Software Teams & AI
20 Sep 2024
Over the last year I have been in conversations with non-tech people and their views on how Gen AI is going to make developers obsolete and that we should speed up our software development process 2x now that ChatGPT is helping write the code for us.
I didn't know how to respond. Until I came across this article - Generative AI is not going to build your engineering team for you
A few snippets but broadly the takeaway is:
Sytems trump Code.
To me, being a senior engineer is not primarily a function of your ability to write code. It has far more to do with your ability to understand, maintain, explain, and manage a large body of software in production over time, as well as the ability to translate business needs into technical implementation. So much of the work is around crafting and curating these large, complex sociotechnical systems, and code is just one representation of these systems.

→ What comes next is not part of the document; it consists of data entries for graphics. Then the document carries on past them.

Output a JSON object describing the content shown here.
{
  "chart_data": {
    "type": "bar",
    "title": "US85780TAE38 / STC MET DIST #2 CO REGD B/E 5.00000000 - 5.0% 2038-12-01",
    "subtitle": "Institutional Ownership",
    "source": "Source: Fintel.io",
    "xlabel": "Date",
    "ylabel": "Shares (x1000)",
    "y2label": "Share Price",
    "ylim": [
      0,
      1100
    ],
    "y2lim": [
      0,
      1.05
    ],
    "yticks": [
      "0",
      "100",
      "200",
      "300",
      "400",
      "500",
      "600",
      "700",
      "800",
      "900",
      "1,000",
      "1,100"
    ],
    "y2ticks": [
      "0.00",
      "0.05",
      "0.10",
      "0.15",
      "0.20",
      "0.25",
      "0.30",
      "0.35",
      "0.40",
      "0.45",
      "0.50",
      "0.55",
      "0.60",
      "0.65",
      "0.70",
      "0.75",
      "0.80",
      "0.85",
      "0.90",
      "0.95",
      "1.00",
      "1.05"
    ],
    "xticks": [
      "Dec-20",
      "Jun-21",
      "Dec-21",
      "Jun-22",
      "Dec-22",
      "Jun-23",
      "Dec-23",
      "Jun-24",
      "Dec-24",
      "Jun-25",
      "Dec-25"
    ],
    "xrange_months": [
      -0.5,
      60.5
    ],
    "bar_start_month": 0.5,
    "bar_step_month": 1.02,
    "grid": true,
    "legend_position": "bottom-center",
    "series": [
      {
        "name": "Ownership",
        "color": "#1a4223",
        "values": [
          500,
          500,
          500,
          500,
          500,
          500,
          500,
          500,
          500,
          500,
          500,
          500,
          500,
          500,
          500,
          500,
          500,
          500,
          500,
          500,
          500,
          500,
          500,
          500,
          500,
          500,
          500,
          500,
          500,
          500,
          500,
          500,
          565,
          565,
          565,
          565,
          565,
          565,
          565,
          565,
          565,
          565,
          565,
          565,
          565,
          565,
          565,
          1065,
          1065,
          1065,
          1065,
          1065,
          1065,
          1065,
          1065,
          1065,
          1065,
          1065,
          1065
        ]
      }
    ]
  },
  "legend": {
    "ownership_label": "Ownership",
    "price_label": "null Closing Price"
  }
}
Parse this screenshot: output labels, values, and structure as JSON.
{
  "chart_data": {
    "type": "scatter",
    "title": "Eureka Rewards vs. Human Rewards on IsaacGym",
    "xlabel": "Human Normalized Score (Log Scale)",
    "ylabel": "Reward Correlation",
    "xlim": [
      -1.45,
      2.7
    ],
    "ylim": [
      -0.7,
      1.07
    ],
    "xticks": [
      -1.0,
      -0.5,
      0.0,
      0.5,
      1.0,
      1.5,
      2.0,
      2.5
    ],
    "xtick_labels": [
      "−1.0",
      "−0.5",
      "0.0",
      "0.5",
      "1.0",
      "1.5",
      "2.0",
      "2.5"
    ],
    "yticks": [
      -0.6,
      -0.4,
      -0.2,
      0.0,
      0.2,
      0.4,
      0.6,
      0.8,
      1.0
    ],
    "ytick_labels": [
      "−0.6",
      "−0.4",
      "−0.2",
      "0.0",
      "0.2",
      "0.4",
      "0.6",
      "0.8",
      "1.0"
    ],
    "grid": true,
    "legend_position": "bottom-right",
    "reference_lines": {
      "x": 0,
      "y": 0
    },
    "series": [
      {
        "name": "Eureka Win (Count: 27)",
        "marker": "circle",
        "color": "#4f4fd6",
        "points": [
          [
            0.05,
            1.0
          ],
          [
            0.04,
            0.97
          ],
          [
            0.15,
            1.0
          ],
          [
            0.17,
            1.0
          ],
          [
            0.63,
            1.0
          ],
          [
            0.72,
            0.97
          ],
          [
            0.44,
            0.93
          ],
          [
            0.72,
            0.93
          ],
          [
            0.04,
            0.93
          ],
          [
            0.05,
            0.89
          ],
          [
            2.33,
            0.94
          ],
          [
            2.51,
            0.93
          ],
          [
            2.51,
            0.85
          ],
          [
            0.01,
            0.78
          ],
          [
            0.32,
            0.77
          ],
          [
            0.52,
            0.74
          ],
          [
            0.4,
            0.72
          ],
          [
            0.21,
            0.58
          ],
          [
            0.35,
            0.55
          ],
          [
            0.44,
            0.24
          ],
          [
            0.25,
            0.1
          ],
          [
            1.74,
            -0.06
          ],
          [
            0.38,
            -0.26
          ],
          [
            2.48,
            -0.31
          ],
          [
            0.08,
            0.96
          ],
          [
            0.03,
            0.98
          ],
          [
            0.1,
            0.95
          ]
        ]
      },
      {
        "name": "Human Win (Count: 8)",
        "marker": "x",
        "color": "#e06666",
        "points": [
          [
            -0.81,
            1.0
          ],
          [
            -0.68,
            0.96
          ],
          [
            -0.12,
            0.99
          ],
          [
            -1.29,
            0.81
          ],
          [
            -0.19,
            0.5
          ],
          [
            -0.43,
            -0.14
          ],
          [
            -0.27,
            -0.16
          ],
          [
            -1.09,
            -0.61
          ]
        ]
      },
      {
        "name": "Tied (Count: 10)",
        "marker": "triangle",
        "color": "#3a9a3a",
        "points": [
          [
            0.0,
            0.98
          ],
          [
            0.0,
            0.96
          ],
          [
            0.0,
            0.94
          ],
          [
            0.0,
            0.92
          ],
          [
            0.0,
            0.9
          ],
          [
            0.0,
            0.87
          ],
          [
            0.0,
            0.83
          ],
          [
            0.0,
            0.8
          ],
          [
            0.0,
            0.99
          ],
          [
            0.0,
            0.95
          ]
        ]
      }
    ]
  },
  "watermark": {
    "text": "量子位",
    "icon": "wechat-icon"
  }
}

Software development is so much more than just writing code. It's the thinking and decisions that goes behind the code. As the article suggests, writing code is the easy part.
The hard parts are what you do with that code—operating it, understanding it, extending it, and governing it over its entire lifecycle.
A junior engineer begins by learning how to write and debug lines, functions, and snippets of code. As you practice and progress towards being a senior engineer, you learn to compose systems out of software, and guide systems through waves of change and transformation.
Generating code that can compile, execute, and pass a test suite isn’t especially hard; the hard part is crafting a code base that many people, teams, and successive generations of teams can navigate, mutate, and reason about for years to come.